CEA wants to reiterate that our members want a cleaner future, clean air, reduced emissions and expanded technologies for transportation needs. However, the vague structure and lack of concrete details of the draft MOU leaves far too many questions and policy concerns unresolved for tens of millions of people in the Northeast and Mid-Atlantic before a Final Rule will be set in place in just nine months. Based on the limited information provided, it does not appear that the Draft MOU will make that much of an appreciable difference in environmental quality or avoided climate impacts compared to the status quo while raising energy prices and straining the budgets of truckers, manufacturers, and those employed in the service economy. Much more thought and consideration should be given to providing greater detail on the offset program for ways to reduce the economic burden as well as address the significant limitation of mass transit options for large swaths of rural communities who do not have the option of taking a train, bus or bicycle to work.
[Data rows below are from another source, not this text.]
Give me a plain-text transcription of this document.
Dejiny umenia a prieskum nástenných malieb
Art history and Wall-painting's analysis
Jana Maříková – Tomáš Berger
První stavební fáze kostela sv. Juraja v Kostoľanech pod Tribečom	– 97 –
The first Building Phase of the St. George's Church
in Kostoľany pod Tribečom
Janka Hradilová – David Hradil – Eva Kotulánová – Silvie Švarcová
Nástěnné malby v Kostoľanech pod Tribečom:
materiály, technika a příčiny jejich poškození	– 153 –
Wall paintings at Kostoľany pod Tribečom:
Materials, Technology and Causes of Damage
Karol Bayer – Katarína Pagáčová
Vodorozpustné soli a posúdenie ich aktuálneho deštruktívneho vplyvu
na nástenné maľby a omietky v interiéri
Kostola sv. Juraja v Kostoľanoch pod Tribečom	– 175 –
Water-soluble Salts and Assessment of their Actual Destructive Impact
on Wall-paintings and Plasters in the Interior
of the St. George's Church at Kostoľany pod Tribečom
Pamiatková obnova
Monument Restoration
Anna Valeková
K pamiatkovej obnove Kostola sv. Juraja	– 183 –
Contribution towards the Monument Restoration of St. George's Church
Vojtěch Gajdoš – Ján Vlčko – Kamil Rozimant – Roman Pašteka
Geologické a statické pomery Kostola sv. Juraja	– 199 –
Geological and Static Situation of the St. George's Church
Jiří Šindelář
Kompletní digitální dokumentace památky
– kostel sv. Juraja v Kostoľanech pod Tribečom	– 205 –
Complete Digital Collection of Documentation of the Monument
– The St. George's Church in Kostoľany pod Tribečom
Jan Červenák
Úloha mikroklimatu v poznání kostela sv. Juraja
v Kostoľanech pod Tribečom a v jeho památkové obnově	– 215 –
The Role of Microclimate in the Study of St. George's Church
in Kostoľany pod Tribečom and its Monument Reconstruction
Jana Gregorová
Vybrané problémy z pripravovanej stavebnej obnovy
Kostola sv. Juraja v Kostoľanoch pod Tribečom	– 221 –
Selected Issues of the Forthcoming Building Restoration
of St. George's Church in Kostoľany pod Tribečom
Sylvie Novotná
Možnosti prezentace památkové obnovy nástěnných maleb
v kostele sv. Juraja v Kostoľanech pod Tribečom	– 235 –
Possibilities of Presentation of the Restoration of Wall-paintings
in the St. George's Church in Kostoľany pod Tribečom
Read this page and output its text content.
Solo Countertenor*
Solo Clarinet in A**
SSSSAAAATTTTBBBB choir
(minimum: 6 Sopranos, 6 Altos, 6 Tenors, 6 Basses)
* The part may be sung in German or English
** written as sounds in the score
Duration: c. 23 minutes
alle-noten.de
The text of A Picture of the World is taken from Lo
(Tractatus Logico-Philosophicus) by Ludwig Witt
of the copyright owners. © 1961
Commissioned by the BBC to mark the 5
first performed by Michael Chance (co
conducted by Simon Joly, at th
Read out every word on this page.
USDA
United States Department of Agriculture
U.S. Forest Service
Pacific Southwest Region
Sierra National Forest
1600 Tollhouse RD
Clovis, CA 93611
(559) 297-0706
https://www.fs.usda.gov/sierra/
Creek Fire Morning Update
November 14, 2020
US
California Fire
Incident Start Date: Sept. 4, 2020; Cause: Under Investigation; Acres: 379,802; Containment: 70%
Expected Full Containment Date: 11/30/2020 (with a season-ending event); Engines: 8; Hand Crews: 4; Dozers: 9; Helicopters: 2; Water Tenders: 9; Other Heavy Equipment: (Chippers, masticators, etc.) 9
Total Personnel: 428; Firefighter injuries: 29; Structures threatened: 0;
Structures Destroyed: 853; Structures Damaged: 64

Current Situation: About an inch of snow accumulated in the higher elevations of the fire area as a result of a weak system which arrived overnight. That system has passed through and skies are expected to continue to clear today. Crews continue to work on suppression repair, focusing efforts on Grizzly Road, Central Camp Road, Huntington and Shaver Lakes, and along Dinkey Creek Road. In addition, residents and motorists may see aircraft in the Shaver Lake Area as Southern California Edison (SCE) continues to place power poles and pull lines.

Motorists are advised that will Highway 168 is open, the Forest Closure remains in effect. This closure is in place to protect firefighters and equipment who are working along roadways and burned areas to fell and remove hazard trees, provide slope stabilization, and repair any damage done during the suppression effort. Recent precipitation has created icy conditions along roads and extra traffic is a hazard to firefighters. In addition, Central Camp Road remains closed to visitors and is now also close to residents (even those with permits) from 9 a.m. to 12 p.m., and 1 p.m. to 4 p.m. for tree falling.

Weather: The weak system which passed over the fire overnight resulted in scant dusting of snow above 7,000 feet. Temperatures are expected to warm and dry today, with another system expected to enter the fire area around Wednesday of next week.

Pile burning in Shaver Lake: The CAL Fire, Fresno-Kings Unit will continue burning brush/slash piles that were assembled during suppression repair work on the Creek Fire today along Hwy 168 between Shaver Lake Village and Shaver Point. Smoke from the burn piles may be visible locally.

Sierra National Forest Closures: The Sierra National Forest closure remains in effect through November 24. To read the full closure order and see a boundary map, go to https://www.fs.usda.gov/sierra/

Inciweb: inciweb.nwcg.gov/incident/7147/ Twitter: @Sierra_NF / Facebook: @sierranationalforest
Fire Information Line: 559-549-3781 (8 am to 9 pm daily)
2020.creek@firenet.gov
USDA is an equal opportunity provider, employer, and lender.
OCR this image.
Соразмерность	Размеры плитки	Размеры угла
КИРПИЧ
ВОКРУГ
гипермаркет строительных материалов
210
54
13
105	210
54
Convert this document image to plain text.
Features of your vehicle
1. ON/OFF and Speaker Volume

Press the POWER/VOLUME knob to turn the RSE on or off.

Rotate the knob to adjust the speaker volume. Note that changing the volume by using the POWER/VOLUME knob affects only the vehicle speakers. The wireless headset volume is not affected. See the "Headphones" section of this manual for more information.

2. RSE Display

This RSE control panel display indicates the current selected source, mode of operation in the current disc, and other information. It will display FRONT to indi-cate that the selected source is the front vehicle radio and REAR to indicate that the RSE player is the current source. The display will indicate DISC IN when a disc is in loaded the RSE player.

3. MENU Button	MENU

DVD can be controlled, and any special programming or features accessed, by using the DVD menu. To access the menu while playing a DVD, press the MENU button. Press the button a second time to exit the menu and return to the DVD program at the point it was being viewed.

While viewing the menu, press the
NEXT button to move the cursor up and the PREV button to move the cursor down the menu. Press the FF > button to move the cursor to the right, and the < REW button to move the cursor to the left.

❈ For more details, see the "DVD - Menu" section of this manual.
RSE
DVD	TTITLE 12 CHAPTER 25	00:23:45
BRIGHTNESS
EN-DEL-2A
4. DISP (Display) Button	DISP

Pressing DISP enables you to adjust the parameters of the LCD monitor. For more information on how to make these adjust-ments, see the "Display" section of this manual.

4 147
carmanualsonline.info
States can do much of this type of policy work on their own now without a new, Byzantine regulatory construct that removes accountability and transparency from the public via their elected officials, at an exorbitant cost with minimal return.
We appreciate the opportunity to provide these comments and urge the policymakers involved in the TCI to take a few steps back to consider the full ramifications of such a sweeping proposal. In addition, more explicit focus and involvement of state legislators is needed in this process before moving forward with such an aggressive timeline for a Final Model Rule.